Engineer Foo Shir Li, 31, is hoping for more infant care subsidies as such fees take up a substantial part of her income. She and her engineer husband have two daughters, Joelle, three, and Shanelle, who is six months old.
They spend about $1,700 a month, after government subsidies, for Joelle's childcare and Shanelle's infant care.
"Infant care is not cheap but at least I have peace of mind. I know that her teachers will take good care of Shanelle."
Staff crunch a problem
By Theresa Tan, The Straits Times, 13 Jan 2013
By Theresa Tan, The Straits Times, 13 Jan 2013
Despite regular complaints from parents about the lack of infant care places, only about six in 10 places available are filled.
There were 4,536 spaces for the care of babies aged between two and 18 months as of October last year, but only 2,594 were taken.
The Sunday Times found vacancies mainly at non-profit operators PAP Community Foundation (PCF) and the National Trades Union Congress' (NTUC) My First Skool.
The PCF's average enrolment is 40 per cent to 60 per cent of capacity, while My First Skool's is about 50 per cent.
An industrywide manpower crunch is a key reason they cannot take in more babies at some centres. Both expanded at a blistering pace in the past five years and now provide about half of the 4,536 spaces available.

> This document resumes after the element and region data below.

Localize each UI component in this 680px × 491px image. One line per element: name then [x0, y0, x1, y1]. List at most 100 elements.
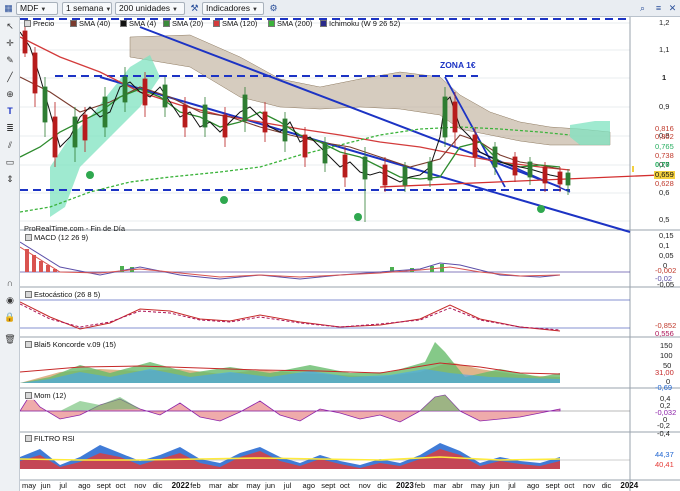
eye-icon[interactable]: ◉	[3, 294, 17, 307]
koncorde-panel-label[interactable]: Blai5 Koncorde v.09 (15)	[24, 340, 117, 349]
price-axis-label: 0,5	[659, 215, 670, 224]
stoch-k-line	[20, 301, 561, 332]
time-axis-label: ago	[302, 481, 316, 490]
mom-axis-label: -0,4	[657, 429, 670, 438]
time-axis-label: sept	[545, 481, 560, 490]
legend-swatch	[25, 392, 32, 399]
crosshair-icon[interactable]: ✛	[3, 37, 17, 50]
chevron-down-icon: ▼	[105, 7, 112, 13]
koncorde-axis-label: 150	[660, 341, 673, 350]
legend-price[interactable]: Precio	[24, 19, 54, 29]
legend-swatch	[120, 20, 127, 27]
legend-sma-200[interactable]: SMA (200)	[268, 19, 312, 29]
search-icon[interactable]: ⌕	[636, 2, 649, 15]
thumb-up-icon	[537, 205, 545, 213]
zona-annotation: ZONA 1€	[440, 60, 476, 70]
price-tag: 0,70	[655, 160, 670, 169]
time-axis-label: dic	[377, 481, 387, 490]
pointer-icon[interactable]: ↖	[3, 20, 17, 33]
time-axis-label: nov	[134, 481, 147, 490]
text-icon[interactable]: T	[3, 105, 17, 118]
koncorde-axis-label: 100	[660, 351, 673, 360]
legend-sma-120[interactable]: SMA (120)	[213, 19, 257, 29]
price-tag: 0,628	[655, 179, 674, 188]
drawing-toolbar: ↖ ✛ ✎ ╱ ⊕ T ≣ ⫽ ▭ ⇕ ∩ ◉ 🔒 🗑	[0, 17, 20, 491]
shape-icon[interactable]: ▭	[3, 156, 17, 169]
time-axis-label: jul	[59, 481, 67, 490]
line-icon[interactable]: ╱	[3, 71, 17, 84]
legend-ichimoku[interactable]: Ichimoku (W 9 26 52)	[320, 19, 400, 29]
legend-sma-20[interactable]: SMA (20)	[163, 19, 203, 29]
top-toolbar: ▦ MDF ▼ 1 semana ▼ 200 unidades ▼ ⚒ Indicad…	[0, 0, 680, 17]
thumb-up-icon	[86, 171, 94, 179]
indicators-button[interactable]: Indicadores ▼	[202, 2, 264, 15]
chart-type-icon[interactable]: ▦	[2, 2, 15, 15]
source-label: ProRealTime.com - Fin de Día	[24, 224, 126, 233]
stoch-tag: 0,556	[655, 329, 674, 338]
rsi-tag: 40,41	[655, 460, 674, 469]
tools-icon[interactable]: ⚒	[188, 2, 201, 15]
menu-icon[interactable]: ≡	[652, 2, 665, 15]
time-axis-label: dic	[152, 481, 163, 490]
symbol-label: MDF	[20, 3, 39, 13]
time-axis-label: sept	[96, 481, 111, 490]
legend-swatch	[25, 234, 32, 241]
zoom-icon[interactable]: ⊕	[3, 88, 17, 101]
macd-tag: -0,02	[655, 274, 673, 283]
macd-axis-label: 0,05	[659, 251, 674, 260]
indicators-label: Indicadores	[206, 3, 250, 13]
macd-panel-label[interactable]: MACD (12 26 9)	[24, 233, 90, 242]
pencil-icon[interactable]: ✎	[3, 54, 17, 67]
time-axis-label: oct	[564, 481, 575, 490]
stoch-d-line	[20, 303, 561, 331]
time-axis-label: ago	[526, 481, 540, 490]
magnet-icon[interactable]: ∩	[3, 277, 17, 290]
price-axis-label: 1,1	[659, 45, 670, 54]
measure-icon[interactable]: ⇕	[3, 173, 17, 186]
koncorde-tag: 31,00	[655, 368, 674, 377]
legend-sma-4[interactable]: SMA (4)	[120, 19, 156, 29]
lock-icon[interactable]: 🔒	[3, 311, 17, 324]
time-axis-label: nov	[583, 481, 596, 490]
symbol-selector[interactable]: MDF ▼	[16, 2, 58, 15]
time-axis-label: abr	[452, 481, 463, 490]
time-axis-label: abr	[227, 481, 239, 490]
time-axis-label: may	[22, 481, 37, 490]
time-axis-label: 2022	[171, 481, 190, 490]
time-axis-label: may	[246, 481, 261, 490]
close-icon[interactable]: ✕	[666, 2, 679, 15]
macd-signal-line	[20, 246, 561, 278]
channel-icon[interactable]: ⫽	[3, 139, 17, 152]
thumb-up-icon	[220, 196, 228, 204]
time-axis-label: jul	[283, 481, 292, 490]
time-axis-label: oct	[115, 481, 126, 490]
units-selector[interactable]: 200 unidades ▼	[115, 2, 185, 15]
time-axis-label: feb	[414, 481, 426, 490]
stoch-panel-label[interactable]: Estocástico (26 8 5)	[24, 290, 102, 299]
ichimoku-cloud-green-right	[570, 121, 610, 145]
time-axis-label: mar	[209, 481, 222, 490]
interval-selector[interactable]: 1 semana ▼	[62, 2, 112, 15]
legend-sma-40[interactable]: SMA (40)	[70, 19, 110, 29]
fibonacci-icon[interactable]: ≣	[3, 122, 17, 135]
mom-panel-label[interactable]: Mom (12)	[24, 391, 68, 400]
chevron-down-icon: ▼	[40, 7, 47, 13]
price-tag: 0,802	[655, 132, 674, 141]
legend-swatch	[25, 291, 32, 298]
trash-icon[interactable]: 🗑	[3, 333, 17, 346]
rsi-panel-label[interactable]: FILTRO RSI	[24, 434, 76, 443]
legend-swatch	[213, 20, 220, 27]
mom-tag: -0,032	[655, 408, 677, 417]
rsi-tag: 44,37	[655, 450, 674, 459]
legend-swatch	[70, 20, 77, 27]
time-axis-label: sept	[321, 481, 336, 490]
time-axis-label: jul	[508, 481, 516, 490]
chart-canvas[interactable]	[20, 17, 680, 491]
price-axis-label: 1,2	[659, 18, 670, 27]
time-axis-label: oct	[339, 481, 350, 490]
chevron-down-icon: ▼	[251, 7, 258, 13]
time-axis-label: 2024	[620, 481, 639, 490]
settings-icon[interactable]: ⚙	[267, 2, 280, 15]
price-axis-label: 0,6	[659, 188, 670, 197]
time-axis-label: ago	[78, 481, 91, 490]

Other operators say PCF's and My First Skool's massive expansions contributed to the shortage of infant care workers, called "educarers" in the industry.
Babies Inc chief executive Lina Ong said: "All our educarers say they have been approached by other centres. If they quit today, they can get a job tomorrow at another centre."
Many operators say they have to raise salaries to keep their staff.
For example, Babies Inc pays its educarers at least $1,400 a month now, up from $1,100 five years ago.
The worker crunch is set to worsen, with PCF and My First Skool planning to open 15 new centres each this year. My First Skool, which has about 290 educarers, hopes to hire 130 more this year.